L’anonymat et la nature virale des espaces numériques introduisent de nouveaux risques. Certaines milices et groupes extrémistes déguisent leur propagande sous des noms inoffensifs, construisant des réseaux secrets pour former, organiser et radicaliser les utilisateurs. Des plateformes comme Facebook, Telegram, YouTube, X et les communautés de jeux en ligne normalisent dans certains cas l’extrémisme de droite, avec des milices recrutant des « patriotes actifs », notamment des forces de l’ordre actuelles et anciennes, des militaires et des jeunes désillusionnés, les exhortant à « se lever ». et « soyez prêt » à la guerre civile. Le sentiment antigouvernemental, l’hostilité des migrants et les messages nationalistes blancs servent souvent d’outils de recrutement.
Les implications plus larges de la violence politique américaine avant, pendant et après les élections de 2024 s’étendent bien au-delà de ses frontières. La perception d’une démocratie américaine affaiblie ou violente pourrait être géopolitiquement déstabilisante. Une élection entachée de violence pourrait servir de signal d’alarme aux autocrates et aux extrémistes du monde entier, leur montrant que les processus démocratiques sont vulnérables et potentiellement enhardir des factions similaires dans d’autres pays. À l’inverse, des élections pacifiques et bien gérées pourraient être un modèle de résilience démocratique, cruciale alors que le monde clôture une année record pour les élections nationales en 2024.

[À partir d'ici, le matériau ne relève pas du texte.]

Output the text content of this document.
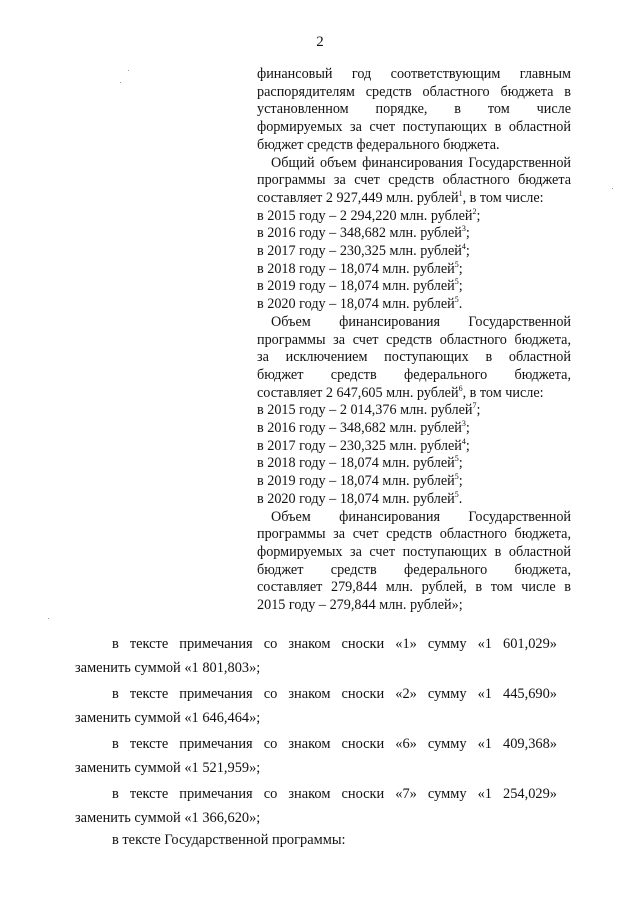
2

финансовый год соответствующим главным

распорядителям средств областного бюджета в

установленном порядке, в том числе

формируемых за счет поступающих в областной

бюджет средств федерального бюджета.

Общий объем финансирования Государственной

программы за счет средств областного бюджета

составляет 2 927,449 млн. рублей$^1$, в том числе:

в 2015 году – 2 294,220 млн. рублей$^2$;

в 2016 году – 348,682 млн. рублей$^3$;

в 2017 году – 230,325 млн. рублей$^4$;

в 2018 году – 18,074 млн. рублей$^5$;

в 2019 году – 18,074 млн. рублей$^5$;

в 2020 году – 18,074 млн. рублей$^5$.

Объем финансирования Государственной

программы за счет средств областного бюджета,

за исключением поступающих в областной

бюджет средств федерального бюджета,

составляет 2 647,605 млн. рублей$^6$, в том числе:

в 2015 году – 2 014,376 млн. рублей$^7$;

в 2016 году – 348,682 млн. рублей$^3$;

в 2017 году – 230,325 млн. рублей$^4$;

в 2018 году – 18,074 млн. рублей$^5$;

в 2019 году – 18,074 млн. рублей$^5$;

в 2020 году – 18,074 млн. рублей$^5$.

Объем финансирования Государственной

программы за счет средств областного бюджета,

формируемых за счет поступающих в областной

бюджет средств федерального бюджета,

составляет 279,844 млн. рублей, в том числе в

2015 году – 279,844 млн. рублей»;

в тексте примечания со знаком сноски «1» сумму «1 601,029»

заменить суммой «1 801,803»;

в тексте примечания со знаком сноски «2» сумму «1 445,690»

заменить суммой «1 646,464»;

в тексте примечания со знаком сноски «6» сумму «1 409,368»

заменить суммой «1 521,959»;

в тексте примечания со знаком сноски «7» сумму «1 254,029»

заменить суммой «1 366,620»;

в тексте Государственной программы:
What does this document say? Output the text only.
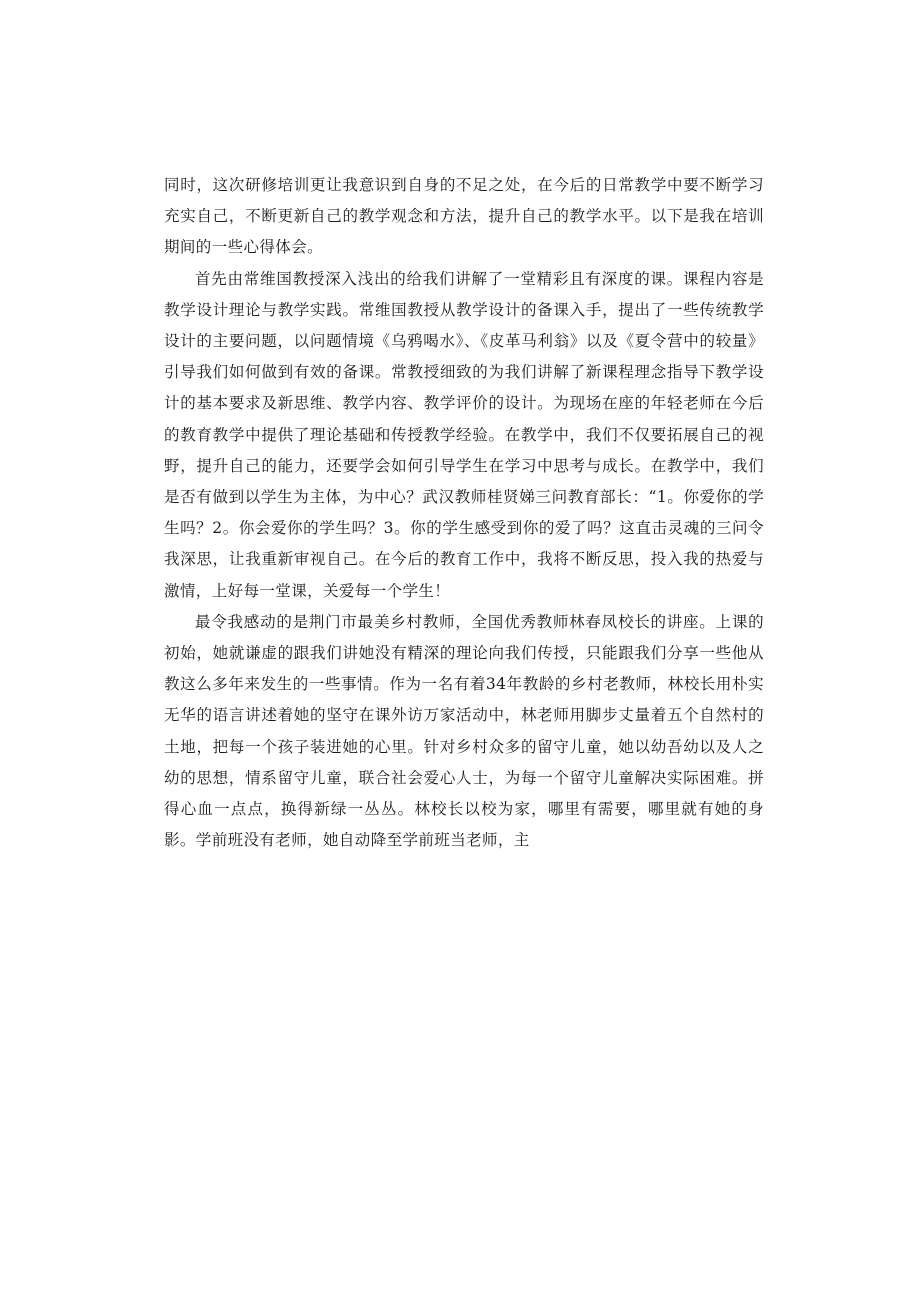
同时，这次研修培训更让我意识到自身的不足之处，在今后的日常教学中要不断学习充实自己，不断更新自己的教学观念和方法，提升自己的教学水平。以下是我在培训期间的一些心得体会。

首先由常维国教授深入浅出的给我们讲解了一堂精彩且有深度的课。课程内容是教学设计理论与教学实践。常维国教授从教学设计的备课入手，提出了一些传统教学设计的主要问题，以问题情境《乌鸦喝水》、《皮革马利翁》以及《夏令营中的较量》引导我们如何做到有效的备课。常教授细致的为我们讲解了新课程理念指导下教学设计的基本要求及新思维、教学内容、教学评价的设计。为现场在座的年轻老师在今后的教育教学中提供了理论基础和传授教学经验。在教学中，我们不仅要拓展自己的视野，提升自己的能力，还要学会如何引导学生在学习中思考与成长。在教学中，我们是否有做到以学生为主体，为中心？武汉教师桂贤娣三问教育部长：“1。你爱你的学生吗？2。你会爱你的学生吗？3。你的学生感受到你的爱了吗？这直击灵魂的三问令我深思，让我重新审视自己。在今后的教育工作中，我将不断反思，投入我的热爱与激情，上好每一堂课，关爱每一个学生！

最令我感动的是荆门市最美乡村教师，全国优秀教师林春凤校长的讲座。上课的初始，她就谦虚的跟我们讲她没有精深的理论向我们传授，只能跟我们分享一些他从教这么多年来发生的一些事情。作为一名有着34年教龄的乡村老教师，林校长用朴实无华的语言讲述着她的坚守在课外访万家活动中，林老师用脚步丈量着五个自然村的土地，把每一个孩子装进她的心里。针对乡村众多的留守儿童，她以幼吾幼以及人之幼的思想，情系留守儿童，联合社会爱心人士，为每一个留守儿童解决实际困难。拼得心血一点点，换得新绿一丛丛。林校长以校为家，哪里有需要，哪里就有她的身影。学前班没有老师，她自动降至学前班当老师，主
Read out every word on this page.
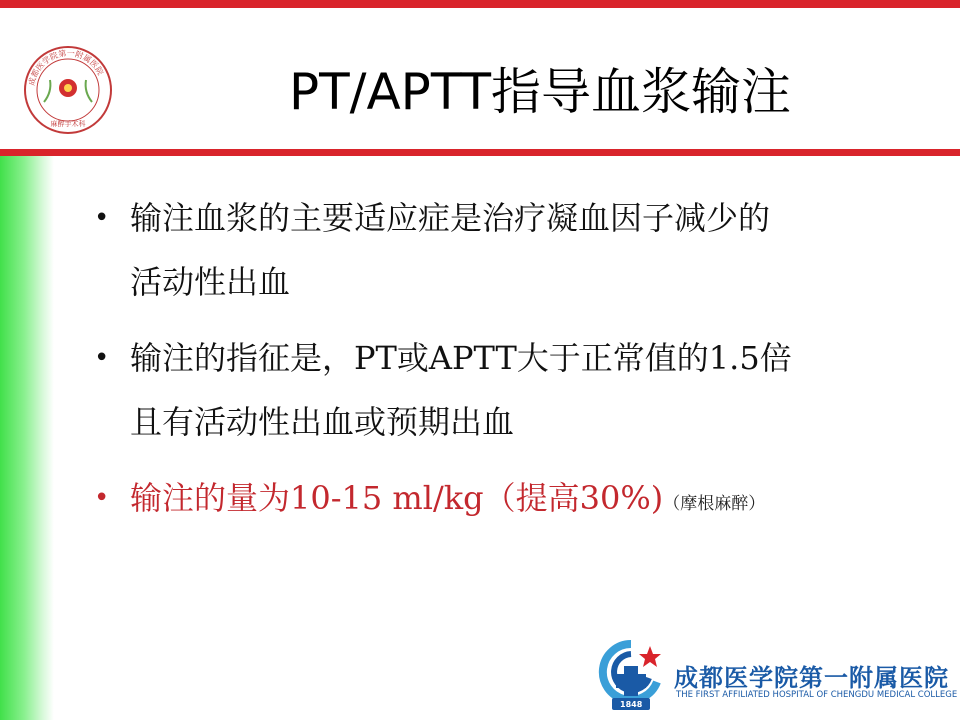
成都医学院第一附属医院
麻醉手术科
PT/APTT指导血浆输注
• 输注血浆的主要适应症是治疗凝血因子减少的
活动性出血
• 输注的指征是，PT或APTT大于正常值的1.5倍
且有活动性出血或预期出血
• 输注的量为10-15 ml/kg（提高30%)（摩根麻醉）
1848
成都医学院第一附属医院
THE FIRST AFFILIATED HOSPITAL OF CHENGDU MEDICAL COLLEGE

Les récentes mesures prises par l’administration Biden pour restreindre les activités des milices et imposer des sanctions en cas d’exercices militaires non autorisés constituent un pas positif dans la bonne direction. Bien qu’ambitieuses, de telles mesures se heurtent à des obstacles considérables, notamment des préoccupations constitutionnelles concernant les pouvoirs de l’État par rapport aux pouvoirs fédéraux et une forte opposition de la part des partisans du deuxième amendement. Et même si une application accrue des mesures fédérales est essentielle, des politiques autoritaires pourraient se retourner contre eux, poussant certains groupes à se radicaliser davantage.
En fin de compte, la lutte de l’Amérique contre la violence politique et l’extrémisme intérieur souligne la nécessité d’une approche sur plusieurs fronts, à commencer par une application plus claire des lois sur les milices, des lois responsables sur les armes à feu, y compris la vérification des antécédents, des lois sur les drapeaux rouges et l’interdiction des fusils d’assaut, et des réglementations plus strictes sur les médias sociaux et responsabilité des plateformes qui laissent circuler des contenus extrémistes. Toutefois, ces mesures nécessitent une volonté politique et l’adhésion du public, ce qui fait défaut dans le paysage politique polarisé des États-Unis.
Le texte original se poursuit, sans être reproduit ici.